For the moment at least, Carroll County High School’s tennis teams are homeless.
The tennis courts at Carroll County High School, where the Cavaliers and community members have played tennis for well over 20 years, were shut down March 18 prior to a scheduled boys’ tennis match with Galax High School because of large cracks throughout the courts. At that time, Carroll County Superintendent of Schools Dr. Strader Blankenship ordered the courts shut down until further notice.
“When Galax came they had concerns about kids being hurt. I agreed with them that the cracks were dangerous to play on, so I asked if they cared if we rescheduled,” Blankenship said. “The courts have really big cracks in them and we basically shut it down. I was afraid kids were going to get hurt stepping in them.”
In the meantime, Blankenship said he has asked Eddie Vaughn, the school system’s maintenance supervisor, to patch the cracks up so the tennis teams can finish the varsity season at home. The weather has delayed repairs, however, because patches can’t be done until it warms up, Blankenship said.
“And a patch isn’t going to do it for very long,” Blankenship said. “The tennis courts will have to have some major work.”
Until temporary patches can be completed, both tennis teams have to play all matches on the road. Making matters worse, there aren’t many options available for practice, either.
“The tennis teams can’t play or practice there. We are looking for a place for them to practice. Hopefully, if we can get warm weather, it won’t take but about a week,” Blankenship said. “I’ve asked them to check at a couple of places around for practice and there aren’t that many options. Olde Mill Golf Resort has tennis courts and there is maybe one other place. They can practice hitting indoors, but there is no net, so it is not a very lifelike practice.”
Tinsel Slate, head coach of Carroll’s girls’ tennis team, said the lack of a tennis court hasn’t been too much of a problem so far. The weather has been too cold for the team to practice outside most of this spring anyway, she said.
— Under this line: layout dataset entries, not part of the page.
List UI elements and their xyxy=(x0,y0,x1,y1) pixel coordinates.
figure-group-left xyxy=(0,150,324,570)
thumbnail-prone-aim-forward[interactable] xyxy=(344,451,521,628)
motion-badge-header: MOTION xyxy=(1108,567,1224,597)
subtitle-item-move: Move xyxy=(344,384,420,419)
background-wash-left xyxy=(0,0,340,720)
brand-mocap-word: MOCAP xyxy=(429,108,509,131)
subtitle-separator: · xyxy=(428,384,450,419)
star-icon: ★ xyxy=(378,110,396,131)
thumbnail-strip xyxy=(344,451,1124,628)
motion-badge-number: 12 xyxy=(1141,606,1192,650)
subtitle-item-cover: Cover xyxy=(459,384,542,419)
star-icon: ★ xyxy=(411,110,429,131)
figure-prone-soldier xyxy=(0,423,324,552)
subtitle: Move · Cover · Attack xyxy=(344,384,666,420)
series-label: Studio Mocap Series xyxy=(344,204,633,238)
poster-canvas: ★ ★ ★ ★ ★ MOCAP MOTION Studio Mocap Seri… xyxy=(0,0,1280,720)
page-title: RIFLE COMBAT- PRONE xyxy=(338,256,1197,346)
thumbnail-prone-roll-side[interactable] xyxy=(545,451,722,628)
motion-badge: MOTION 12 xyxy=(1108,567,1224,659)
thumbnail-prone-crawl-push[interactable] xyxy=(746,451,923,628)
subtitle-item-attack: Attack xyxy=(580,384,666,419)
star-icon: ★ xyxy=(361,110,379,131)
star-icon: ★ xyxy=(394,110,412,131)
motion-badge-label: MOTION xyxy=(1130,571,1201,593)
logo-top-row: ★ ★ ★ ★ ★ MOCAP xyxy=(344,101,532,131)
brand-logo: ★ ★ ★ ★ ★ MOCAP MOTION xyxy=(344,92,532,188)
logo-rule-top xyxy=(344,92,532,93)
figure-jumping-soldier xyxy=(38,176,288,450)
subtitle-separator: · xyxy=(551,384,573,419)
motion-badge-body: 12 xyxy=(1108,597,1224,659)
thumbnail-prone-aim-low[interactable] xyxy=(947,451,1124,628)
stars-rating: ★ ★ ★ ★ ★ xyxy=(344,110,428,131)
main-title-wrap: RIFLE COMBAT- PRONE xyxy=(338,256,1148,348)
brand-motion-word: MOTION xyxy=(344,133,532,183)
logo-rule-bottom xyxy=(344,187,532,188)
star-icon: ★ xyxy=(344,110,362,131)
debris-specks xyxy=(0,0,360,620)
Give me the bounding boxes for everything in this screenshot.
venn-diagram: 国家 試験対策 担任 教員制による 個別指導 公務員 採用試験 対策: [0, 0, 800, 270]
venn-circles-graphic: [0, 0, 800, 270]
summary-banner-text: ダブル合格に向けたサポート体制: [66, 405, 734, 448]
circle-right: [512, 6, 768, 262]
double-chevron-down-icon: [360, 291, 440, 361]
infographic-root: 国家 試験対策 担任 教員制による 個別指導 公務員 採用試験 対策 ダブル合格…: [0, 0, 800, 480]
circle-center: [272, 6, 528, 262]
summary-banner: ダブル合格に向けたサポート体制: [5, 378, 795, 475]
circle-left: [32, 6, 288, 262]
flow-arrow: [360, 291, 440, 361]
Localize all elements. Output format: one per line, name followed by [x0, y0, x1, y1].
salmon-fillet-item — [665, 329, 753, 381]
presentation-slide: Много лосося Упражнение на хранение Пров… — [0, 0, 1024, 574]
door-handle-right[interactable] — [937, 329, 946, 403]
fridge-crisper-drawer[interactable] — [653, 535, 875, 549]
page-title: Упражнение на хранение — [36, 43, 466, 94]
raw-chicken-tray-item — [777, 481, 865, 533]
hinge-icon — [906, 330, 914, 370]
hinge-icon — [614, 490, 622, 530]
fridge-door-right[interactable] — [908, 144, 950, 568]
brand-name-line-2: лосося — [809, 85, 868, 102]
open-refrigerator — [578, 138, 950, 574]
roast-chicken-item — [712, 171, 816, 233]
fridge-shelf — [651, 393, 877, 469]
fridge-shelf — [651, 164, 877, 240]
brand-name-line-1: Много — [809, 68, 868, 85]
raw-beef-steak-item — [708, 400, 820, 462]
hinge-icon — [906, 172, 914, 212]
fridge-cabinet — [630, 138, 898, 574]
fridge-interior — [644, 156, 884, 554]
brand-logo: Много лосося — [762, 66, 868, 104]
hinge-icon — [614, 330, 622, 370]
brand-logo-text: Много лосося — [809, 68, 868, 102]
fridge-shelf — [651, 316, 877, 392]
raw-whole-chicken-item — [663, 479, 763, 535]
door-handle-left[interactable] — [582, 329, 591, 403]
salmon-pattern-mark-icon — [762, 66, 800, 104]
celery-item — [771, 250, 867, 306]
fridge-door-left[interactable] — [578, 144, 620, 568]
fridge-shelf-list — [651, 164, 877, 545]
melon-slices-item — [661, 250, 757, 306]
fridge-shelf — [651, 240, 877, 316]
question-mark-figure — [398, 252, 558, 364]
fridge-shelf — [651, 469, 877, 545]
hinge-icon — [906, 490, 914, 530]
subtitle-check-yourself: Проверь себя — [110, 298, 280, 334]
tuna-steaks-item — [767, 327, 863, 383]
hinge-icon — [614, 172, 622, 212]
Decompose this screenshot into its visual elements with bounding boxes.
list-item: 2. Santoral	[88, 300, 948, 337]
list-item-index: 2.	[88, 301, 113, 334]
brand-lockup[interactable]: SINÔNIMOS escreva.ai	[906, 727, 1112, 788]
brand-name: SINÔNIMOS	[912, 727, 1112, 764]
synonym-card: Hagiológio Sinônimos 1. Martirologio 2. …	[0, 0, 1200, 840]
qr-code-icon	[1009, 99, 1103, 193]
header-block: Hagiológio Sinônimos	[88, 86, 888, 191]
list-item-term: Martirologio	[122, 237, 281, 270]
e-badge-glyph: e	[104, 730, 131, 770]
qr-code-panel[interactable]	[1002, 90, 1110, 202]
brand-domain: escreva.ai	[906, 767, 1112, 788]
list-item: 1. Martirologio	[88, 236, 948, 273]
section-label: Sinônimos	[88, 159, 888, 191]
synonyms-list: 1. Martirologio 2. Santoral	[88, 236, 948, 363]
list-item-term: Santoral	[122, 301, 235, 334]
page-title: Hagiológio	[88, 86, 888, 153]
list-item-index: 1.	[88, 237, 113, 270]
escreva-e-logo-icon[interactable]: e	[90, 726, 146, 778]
Angel Maggio, head coach of Carroll’s boys’ tennis team, said her team has just been doing a lot of running since March 18. She said the team tried to practice inside at Carroll County Intermediate School, but had to share the gym with softball and baseball teams. She said it seemed like the team spent most of its time dodging softballs and baseballs that day, so that option didn’t work too well, either.
“It’s been a challenge, but you do what you can do. We’ve been told we can practice at Olde Mill, but we’ve mostly just been running,” Maggio said. “We have a young team this year. We only had two returning players from last year so we had a lot of spots open. It was only our third day together when they closed off the tennis courts, so we’ve not had a lot of time to work together as a team.”
Blankenship said it’s not a good situation for the tennis teams or community members who also utilize the tennis courts for recreation. But safety always has to be the number one concern, he said.
“Not only the tennis teams, it’s also the community. I’ve asked them to close it off so that nobody can play. I don’t want anybody getting hurt,” Blankenship said. “Eddie Vaughn is looking into a long-term solution, and I don’t even know what that would be at this point. It’s probably going to take a good chunk of time and resources, we just don’t know yet. My understanding is the courts had a two-foot base underneath them when they built it and it’s just not holding up as well as we would like. We don’t know if they will have to be replaced or just repaired, but safety is the number one issue here.”